Research on how museum staff are trained continues to emerge. Training varies considerably across institutions and typically includes observations, shadowing, and trial and error. While museum educators put high value on increasing visitor-centered participatory experiences, engagement based on acquisition-based theories of learning is still common among floor staff, even after training. Facilitating learning about science, technology, engineering, and mathematics (STEM) topics in ways that support visitors in constructing their own understanding is difficult, especially since floor staff/facilitators may be working simultaneously with children and adults of a range of ages, backgrounds, and goals.
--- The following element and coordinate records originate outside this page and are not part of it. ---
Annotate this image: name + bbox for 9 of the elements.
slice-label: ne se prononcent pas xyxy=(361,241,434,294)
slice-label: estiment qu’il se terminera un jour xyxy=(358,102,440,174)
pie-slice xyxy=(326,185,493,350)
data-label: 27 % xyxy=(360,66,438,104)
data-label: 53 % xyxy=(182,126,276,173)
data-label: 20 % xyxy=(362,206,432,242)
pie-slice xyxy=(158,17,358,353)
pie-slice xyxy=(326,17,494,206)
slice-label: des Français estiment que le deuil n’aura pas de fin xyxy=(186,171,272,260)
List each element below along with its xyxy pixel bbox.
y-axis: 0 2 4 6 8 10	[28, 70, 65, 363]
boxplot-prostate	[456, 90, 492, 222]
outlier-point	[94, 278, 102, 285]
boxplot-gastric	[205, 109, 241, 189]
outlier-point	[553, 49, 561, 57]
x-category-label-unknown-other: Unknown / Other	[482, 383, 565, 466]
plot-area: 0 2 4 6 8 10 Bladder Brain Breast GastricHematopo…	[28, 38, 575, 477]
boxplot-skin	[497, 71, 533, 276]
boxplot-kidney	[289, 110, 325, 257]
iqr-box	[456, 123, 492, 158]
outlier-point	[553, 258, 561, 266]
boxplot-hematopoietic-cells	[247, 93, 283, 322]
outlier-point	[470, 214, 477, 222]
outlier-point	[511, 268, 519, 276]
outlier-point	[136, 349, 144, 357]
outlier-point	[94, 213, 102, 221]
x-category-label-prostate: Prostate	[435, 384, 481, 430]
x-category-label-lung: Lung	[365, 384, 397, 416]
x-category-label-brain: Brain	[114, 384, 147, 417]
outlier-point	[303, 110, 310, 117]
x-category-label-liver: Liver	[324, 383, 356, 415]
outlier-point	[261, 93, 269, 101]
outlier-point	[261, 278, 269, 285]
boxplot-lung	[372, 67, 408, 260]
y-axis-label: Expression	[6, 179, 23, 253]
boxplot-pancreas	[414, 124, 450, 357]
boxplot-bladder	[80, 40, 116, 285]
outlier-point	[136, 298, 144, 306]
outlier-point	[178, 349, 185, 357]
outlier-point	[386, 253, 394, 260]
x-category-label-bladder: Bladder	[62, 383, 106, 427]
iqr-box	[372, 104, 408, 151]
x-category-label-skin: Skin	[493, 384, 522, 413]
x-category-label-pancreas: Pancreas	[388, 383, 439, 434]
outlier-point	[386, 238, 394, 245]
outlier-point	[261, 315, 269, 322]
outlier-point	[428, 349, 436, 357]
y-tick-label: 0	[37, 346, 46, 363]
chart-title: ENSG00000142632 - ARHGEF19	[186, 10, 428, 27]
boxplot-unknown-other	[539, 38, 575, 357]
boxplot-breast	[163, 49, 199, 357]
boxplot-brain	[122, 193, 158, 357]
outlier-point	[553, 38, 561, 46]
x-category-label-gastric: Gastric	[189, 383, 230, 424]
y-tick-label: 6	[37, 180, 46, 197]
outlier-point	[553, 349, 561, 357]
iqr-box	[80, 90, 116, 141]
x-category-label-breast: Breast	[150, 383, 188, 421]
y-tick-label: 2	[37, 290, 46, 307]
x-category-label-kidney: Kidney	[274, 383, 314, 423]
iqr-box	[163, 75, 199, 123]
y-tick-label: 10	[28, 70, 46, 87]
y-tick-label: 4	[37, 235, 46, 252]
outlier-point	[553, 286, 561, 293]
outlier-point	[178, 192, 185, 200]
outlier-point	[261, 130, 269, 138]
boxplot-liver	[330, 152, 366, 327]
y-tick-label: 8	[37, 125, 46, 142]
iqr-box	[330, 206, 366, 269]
This project will advance understanding of how to facilitate open-ended learning experiences in ways that engage visitors in practices that align with the STEM disciplines. The project will result in an evidence-based facilitation framework and training modules for training informal science educators. The work is grounded in constructivist theories of learning and identity work and focuses on visitors constructing understanding of STEM topics through active engagement in the practices of STEM. This model also results in learning experiences in informal settings that are mutually reinforcing with the goals of schools. This research is being conducted through an established researcher-practitioner partnership between MOXI, the Wolf Museum of Exploration + Innovation and the University of California at Santa Barbara (UCSB).
The two primary goals of the work are to (1) enable visitors to better engage in STEM practices (practice-based learning) and (2) investigate the role of training in helping facilitators develop the practice-based facilitation strategies needed to support visitors' learning. STEM content in this study is physical science. Prior work resulted in two tools that constitute part of a facilitation framework (a practices-by-engagement matrix and three facilitation pathways) which help educators identify appropriate goals based on how the visitor is engaging with exhibits. The development of the final tool in the framework, facilitation strategies, and the refinement of the first two tools will be done using a design-based implementation research (DBIR) approach. Data collection and analysis will be directed and completed by research-practitioner teams of UCSB graduate students (researchers) and MOXI educators (practitioners); MOXI educators will be both participants and researchers. Data collection activities include: video data using point-of-view cameras worn by visitors and educators; interviews of educators and visitors; observations of the training program; and educator reflections. In the final year, a small field test will be done at six sites, representing different types of museums. Interviews and reflections comprise the data collection at the field sites.
This project is funded by the National Science Foundation's (NSF's) Advancing Informal STEM Learning (AISL) program, which supports innovative research, approaches, and resources for use in a variety of learning settings.